Zhang Hongmei, Gu Xun
University of West Florida, USA.
Stat Appl Genet Mol Biol. 2004;3:Article31. doi: 10.2202/1544-6115.1060. Epub 2004 Nov 14.
With the rapid growth of entire genome data, reconstructing the phylogenetic relationship among different genomes has become a hot topic in comparative genomics. Maximum likelihood approach is one of the various approaches, and has been very successful. However, there is no reported study for any applications in the genome tree-making mainly due to the lack of an analytical form of a probability model and/or the complicated calculation burden. In this paper we studied the mathematical structure of the stochastic model of genome evolution, and then developed a simplified likelihood function for observing a specific phylogenetic pattern under four genome situation using gene content information. We use the maximum likelihood approach to identify phylogenetic trees. Simulation results indicate that the proposed method works well and can identify trees with a high correction rate.

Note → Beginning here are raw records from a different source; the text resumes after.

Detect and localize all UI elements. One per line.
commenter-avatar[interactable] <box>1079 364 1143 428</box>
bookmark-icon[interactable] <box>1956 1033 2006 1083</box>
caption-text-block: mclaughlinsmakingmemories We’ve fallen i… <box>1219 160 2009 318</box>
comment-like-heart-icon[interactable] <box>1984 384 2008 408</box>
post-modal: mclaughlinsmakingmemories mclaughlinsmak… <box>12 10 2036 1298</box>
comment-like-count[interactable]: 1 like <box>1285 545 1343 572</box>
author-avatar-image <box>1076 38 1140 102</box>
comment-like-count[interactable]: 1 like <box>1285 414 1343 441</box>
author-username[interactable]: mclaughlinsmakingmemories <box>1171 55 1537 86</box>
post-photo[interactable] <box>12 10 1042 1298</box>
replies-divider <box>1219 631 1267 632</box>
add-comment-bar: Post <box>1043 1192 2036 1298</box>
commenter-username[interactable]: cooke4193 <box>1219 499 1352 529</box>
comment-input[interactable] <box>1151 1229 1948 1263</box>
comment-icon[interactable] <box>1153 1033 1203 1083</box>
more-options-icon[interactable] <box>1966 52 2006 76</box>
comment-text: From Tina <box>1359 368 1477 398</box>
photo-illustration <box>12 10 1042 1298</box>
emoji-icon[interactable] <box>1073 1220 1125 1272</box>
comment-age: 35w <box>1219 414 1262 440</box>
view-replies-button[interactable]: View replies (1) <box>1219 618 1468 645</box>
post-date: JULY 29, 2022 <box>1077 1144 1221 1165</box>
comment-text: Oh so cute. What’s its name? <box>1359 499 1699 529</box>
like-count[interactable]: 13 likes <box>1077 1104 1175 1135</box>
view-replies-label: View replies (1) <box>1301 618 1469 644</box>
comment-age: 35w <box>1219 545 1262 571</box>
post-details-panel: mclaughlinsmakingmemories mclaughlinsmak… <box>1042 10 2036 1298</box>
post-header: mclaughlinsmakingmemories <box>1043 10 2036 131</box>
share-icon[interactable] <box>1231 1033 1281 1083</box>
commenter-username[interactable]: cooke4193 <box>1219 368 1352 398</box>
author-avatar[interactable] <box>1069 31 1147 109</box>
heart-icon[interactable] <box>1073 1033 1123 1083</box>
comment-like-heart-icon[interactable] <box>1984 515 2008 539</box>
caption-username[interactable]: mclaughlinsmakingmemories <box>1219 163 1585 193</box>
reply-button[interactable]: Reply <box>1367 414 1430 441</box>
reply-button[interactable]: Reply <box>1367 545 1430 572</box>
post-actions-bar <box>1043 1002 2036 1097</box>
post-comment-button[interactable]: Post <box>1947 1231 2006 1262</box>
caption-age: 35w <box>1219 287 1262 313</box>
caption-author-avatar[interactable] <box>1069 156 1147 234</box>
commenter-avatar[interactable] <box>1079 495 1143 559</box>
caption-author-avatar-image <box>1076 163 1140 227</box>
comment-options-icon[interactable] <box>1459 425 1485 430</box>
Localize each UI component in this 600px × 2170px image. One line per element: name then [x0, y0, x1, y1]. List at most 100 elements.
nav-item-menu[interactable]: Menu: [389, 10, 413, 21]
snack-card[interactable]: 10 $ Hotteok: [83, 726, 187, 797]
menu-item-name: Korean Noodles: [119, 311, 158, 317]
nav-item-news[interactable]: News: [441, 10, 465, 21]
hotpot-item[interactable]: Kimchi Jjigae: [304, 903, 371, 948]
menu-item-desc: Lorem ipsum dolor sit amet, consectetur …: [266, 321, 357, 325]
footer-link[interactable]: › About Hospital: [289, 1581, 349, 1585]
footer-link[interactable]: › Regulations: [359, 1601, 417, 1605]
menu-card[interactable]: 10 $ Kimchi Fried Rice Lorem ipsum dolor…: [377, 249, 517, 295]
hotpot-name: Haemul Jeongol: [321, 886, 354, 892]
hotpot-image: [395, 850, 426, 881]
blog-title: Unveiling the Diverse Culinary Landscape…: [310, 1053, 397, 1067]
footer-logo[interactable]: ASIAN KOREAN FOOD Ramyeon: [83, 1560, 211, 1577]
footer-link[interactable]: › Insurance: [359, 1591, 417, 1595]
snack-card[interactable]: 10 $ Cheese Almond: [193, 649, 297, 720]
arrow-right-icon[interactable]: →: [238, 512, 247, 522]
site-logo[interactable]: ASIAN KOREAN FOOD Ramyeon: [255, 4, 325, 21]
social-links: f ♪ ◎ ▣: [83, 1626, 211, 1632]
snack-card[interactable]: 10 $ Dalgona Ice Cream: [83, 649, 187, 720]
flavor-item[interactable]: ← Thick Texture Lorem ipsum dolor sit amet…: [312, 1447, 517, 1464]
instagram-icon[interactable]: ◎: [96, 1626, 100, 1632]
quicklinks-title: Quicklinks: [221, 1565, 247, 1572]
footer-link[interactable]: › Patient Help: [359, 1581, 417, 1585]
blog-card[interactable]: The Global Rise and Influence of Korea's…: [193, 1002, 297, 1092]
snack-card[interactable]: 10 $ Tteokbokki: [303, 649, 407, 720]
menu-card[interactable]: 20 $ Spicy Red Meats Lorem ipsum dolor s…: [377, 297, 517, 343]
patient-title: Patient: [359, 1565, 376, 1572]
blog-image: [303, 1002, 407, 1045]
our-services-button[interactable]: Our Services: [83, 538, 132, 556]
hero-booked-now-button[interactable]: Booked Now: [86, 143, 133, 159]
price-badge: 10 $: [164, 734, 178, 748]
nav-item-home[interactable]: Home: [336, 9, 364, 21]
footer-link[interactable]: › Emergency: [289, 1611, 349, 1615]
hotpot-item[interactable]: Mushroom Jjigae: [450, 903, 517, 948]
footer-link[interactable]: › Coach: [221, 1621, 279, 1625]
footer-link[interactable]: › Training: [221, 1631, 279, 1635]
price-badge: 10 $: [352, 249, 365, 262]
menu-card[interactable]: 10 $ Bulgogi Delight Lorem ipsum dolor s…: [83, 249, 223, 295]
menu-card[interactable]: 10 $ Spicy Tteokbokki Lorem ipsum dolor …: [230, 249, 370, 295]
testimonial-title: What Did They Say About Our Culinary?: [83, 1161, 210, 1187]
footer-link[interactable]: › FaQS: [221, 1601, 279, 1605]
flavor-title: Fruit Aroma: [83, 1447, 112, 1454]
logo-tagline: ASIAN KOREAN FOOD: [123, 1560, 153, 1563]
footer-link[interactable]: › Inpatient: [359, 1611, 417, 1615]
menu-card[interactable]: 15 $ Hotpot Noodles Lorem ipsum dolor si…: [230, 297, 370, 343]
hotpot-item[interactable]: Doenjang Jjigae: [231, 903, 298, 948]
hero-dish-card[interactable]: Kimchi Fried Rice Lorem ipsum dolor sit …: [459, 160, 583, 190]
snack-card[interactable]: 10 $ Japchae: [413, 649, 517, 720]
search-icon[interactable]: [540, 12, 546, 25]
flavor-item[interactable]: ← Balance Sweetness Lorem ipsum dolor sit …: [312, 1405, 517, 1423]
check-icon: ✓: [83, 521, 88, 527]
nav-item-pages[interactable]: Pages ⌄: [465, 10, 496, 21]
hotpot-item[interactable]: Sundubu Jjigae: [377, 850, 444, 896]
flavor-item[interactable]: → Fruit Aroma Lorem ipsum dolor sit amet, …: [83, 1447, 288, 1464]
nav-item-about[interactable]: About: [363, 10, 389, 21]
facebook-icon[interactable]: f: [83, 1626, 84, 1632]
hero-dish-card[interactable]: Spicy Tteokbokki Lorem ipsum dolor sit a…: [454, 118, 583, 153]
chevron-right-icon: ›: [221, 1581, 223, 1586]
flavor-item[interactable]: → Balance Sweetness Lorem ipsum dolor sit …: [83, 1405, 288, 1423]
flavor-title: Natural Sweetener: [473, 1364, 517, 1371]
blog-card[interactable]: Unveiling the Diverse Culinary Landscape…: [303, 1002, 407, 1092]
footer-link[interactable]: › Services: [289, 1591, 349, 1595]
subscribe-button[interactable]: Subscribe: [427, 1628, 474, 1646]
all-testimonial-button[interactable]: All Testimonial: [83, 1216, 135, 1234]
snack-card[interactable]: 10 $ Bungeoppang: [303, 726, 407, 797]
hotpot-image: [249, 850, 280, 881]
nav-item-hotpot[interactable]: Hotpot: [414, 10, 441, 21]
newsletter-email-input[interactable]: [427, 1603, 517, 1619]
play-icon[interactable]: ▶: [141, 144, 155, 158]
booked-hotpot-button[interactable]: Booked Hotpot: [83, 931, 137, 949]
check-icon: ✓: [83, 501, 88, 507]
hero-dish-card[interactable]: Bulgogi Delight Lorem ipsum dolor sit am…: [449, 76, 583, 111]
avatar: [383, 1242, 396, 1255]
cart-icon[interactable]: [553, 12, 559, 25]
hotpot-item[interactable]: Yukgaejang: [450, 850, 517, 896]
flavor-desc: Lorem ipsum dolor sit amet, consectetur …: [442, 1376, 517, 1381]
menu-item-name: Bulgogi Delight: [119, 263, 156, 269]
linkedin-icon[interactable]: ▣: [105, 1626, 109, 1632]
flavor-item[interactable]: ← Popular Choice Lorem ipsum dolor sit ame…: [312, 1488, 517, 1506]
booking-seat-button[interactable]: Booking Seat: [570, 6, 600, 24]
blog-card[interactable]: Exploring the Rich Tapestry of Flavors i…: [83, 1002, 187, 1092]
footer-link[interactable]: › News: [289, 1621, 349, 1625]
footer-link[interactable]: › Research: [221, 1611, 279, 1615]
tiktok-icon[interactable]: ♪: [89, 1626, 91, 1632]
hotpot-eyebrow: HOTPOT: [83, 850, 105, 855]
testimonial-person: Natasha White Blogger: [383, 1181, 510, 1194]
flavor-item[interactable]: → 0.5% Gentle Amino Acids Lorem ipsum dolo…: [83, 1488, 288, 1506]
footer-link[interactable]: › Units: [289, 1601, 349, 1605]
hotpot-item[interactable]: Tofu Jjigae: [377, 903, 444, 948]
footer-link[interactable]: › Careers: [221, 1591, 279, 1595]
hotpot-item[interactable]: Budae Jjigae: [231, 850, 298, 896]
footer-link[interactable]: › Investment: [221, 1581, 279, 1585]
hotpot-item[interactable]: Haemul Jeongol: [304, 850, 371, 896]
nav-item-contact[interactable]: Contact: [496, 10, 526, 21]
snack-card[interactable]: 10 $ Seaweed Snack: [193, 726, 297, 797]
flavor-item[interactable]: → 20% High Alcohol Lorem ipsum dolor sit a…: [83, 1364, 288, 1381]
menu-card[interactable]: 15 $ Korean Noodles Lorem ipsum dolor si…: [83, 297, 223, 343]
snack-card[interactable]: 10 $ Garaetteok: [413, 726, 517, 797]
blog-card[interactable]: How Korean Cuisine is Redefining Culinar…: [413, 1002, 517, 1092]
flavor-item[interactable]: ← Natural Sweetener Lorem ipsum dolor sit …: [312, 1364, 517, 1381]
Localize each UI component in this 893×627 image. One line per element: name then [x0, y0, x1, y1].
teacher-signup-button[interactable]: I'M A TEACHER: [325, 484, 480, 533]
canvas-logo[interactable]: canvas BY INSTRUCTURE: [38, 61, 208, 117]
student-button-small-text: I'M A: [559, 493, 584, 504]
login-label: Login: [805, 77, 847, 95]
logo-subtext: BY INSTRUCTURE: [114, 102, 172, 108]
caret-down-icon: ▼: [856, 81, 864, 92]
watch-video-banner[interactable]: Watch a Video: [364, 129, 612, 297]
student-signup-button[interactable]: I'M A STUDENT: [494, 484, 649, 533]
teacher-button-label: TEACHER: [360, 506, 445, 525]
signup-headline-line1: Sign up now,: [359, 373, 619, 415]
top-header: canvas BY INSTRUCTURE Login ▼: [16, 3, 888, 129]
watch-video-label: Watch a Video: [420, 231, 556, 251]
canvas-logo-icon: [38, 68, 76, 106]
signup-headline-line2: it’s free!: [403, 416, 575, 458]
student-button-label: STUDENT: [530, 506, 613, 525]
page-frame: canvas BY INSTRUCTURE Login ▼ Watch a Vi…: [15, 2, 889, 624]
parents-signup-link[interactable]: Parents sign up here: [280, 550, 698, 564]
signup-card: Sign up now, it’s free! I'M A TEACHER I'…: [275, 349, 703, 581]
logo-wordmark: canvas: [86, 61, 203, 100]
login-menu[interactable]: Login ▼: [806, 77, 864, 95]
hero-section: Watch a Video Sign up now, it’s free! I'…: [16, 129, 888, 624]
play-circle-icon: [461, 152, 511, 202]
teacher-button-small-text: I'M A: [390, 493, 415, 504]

Real data application provides satisfied results. The approach developed in this paper can serve as the basis for reconstructing phylogenies of more than four genomes.
随着全基因组数据的快速增长,重建不同基因组之间的系统发育关系已成为比较基因组学中的一个热门话题。最大似然法是众多方法之一,并且已经非常成功。然而,主要由于概率模型缺乏解析形式和/或计算负担复杂,目前尚无关于其在基因组树构建中的任何应用的报道研究。在本文中,我们研究了基因组进化随机模型的数学结构,然后利用基因含量信息开发了一个简化的似然函数,用于观察四种基因组情况下的特定系统发育模式。我们使用最大似然法来识别系统发育树。模拟结果表明,所提出的方法效果良好,能够以高准确率识别树。实际数据应用也提供了令人满意的结果。本文所开发的方法可为重建四个以上基因组的系统发育提供基础。